Terry didn't eat any breakfast that morning at all, unless sucking two or three whole lemons might be called by that name.
He came out on deck about ten o'clock, still entertaining very bad opinions of old Father Neptune.
He could have abused the old fellow better without indulging in profanity than any man living, but along in the middle of the afternoon he recovered entirely.
He took charge of Grace Elon, the younger of the two Elon sisters, and kept her laughing heartily as they walked to and fro upon the deck.
When they struck Cape Hatteras, where the water is always rough, it was quite late in the night, and some of the passengers felt the effect of it, which spoiled the pleasure of the evening.
The water is nearly always rough at that point on the Atlantic coast.
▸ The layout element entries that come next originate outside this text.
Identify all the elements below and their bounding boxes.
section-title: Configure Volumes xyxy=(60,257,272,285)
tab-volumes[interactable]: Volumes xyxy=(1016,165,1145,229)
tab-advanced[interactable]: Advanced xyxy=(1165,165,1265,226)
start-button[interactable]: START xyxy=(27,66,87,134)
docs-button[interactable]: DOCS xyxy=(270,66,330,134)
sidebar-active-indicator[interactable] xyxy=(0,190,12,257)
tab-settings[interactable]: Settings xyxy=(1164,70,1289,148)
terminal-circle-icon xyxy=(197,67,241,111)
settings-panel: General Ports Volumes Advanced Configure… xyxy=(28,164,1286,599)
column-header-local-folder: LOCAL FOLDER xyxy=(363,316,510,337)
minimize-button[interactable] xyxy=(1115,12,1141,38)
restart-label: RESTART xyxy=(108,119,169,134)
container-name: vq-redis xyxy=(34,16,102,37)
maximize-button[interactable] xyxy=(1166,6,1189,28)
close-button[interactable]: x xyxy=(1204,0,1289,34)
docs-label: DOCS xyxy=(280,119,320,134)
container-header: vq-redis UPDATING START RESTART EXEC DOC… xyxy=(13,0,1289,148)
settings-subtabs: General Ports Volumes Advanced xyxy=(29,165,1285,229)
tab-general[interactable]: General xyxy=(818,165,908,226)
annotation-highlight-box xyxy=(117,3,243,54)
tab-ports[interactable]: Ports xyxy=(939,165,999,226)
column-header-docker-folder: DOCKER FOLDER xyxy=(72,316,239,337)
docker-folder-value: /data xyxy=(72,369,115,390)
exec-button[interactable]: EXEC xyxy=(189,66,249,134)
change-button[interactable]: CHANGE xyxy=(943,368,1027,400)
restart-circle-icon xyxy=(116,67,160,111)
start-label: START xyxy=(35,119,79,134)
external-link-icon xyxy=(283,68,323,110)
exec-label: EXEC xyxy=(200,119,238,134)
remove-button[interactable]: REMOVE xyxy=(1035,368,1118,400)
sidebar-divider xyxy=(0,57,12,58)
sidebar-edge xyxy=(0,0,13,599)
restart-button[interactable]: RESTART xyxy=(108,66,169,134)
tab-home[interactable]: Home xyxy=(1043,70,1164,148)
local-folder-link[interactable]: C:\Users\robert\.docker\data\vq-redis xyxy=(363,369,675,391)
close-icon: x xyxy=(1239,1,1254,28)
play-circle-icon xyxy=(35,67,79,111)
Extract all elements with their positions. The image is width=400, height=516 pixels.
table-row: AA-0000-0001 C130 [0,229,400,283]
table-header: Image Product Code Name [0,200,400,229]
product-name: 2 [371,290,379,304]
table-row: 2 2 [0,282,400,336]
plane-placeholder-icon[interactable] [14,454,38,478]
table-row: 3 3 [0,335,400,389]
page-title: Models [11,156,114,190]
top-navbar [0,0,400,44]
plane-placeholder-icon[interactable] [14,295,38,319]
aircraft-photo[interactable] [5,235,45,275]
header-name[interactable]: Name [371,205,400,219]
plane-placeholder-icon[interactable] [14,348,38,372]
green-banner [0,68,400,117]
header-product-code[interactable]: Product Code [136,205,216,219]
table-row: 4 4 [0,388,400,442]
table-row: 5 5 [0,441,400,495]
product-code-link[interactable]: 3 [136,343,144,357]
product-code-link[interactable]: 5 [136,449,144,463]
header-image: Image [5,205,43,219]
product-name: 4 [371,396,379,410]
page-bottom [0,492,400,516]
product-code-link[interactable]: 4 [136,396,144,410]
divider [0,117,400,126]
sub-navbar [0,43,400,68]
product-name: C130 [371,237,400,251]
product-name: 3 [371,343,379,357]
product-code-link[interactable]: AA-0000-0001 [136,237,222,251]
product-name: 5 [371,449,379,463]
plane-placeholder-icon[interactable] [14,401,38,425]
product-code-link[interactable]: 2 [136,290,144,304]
The next morning, though, the bosom of the ocean seemed to be like a vast mirror, so smooth was it. Seagulls were flying around, following the ship to pick up such bits of food as the cooks and waiters cast overboard. Some four or five gentlemen got out on the stern deck and with revolvers were shooting at the birds.
Nearly a dozen shots were fired without a single seagull being hit.
All sailors object to passengers shooting at Mother Carey's chickens, as they call the seagull, but the average passenger has no such superstition.
"It's a pity," said Josie Elon, "to kill such beautiful birds. How white and clean they seem to be, and what beautiful white wings they have. Every feather seems to have been made of snow."